The Collaborative evolved from a special “Think Tank” session of academic, industry and government researchers and patient advocacy groups held at AACR’s headquarters in Philadelphia in November, 2006. Think Tank participants laid the groundwork for the new collaborative and identified four priority areas of research to focus on: biospecimens, bioinformatics, assay validation, and information sharing.
This summer, the Collaborative will meet again in Philadelphia to discuss various aspects of these four areas as they relate to biomarker validation and to begin to develop guidelines for integrating predictive biomarkers into clinical trials.
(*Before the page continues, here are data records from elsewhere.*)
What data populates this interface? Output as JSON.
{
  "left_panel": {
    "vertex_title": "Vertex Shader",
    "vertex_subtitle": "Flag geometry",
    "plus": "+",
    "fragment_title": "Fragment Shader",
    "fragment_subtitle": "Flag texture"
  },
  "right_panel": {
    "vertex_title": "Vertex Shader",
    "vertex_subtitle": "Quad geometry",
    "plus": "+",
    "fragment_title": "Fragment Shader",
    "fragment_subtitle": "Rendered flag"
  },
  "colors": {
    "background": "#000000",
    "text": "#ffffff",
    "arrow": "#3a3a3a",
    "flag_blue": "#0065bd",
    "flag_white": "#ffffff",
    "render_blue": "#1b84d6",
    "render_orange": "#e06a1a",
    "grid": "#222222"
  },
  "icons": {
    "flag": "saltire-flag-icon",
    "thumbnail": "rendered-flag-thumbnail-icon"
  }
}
These guidelines will inform policies that are a part of the Critical Path Initiative, the FDA’s effort to modernize the scientific process through which a potential human drug, biological product, or medical device is transformed from a discovery or “proof of concept” into a medical product.
“We believe that the CBC will address the mission of the AACR, the goals of the NCI, and the FDA’s Critical Path Initiative and will make a major contribution to the success of a new generation of clinical trials and to progress in cancer drug development, ” said James H. Doroshow, M.D., Director of NCI’s Division of Cancer Treatment and Diagnosis.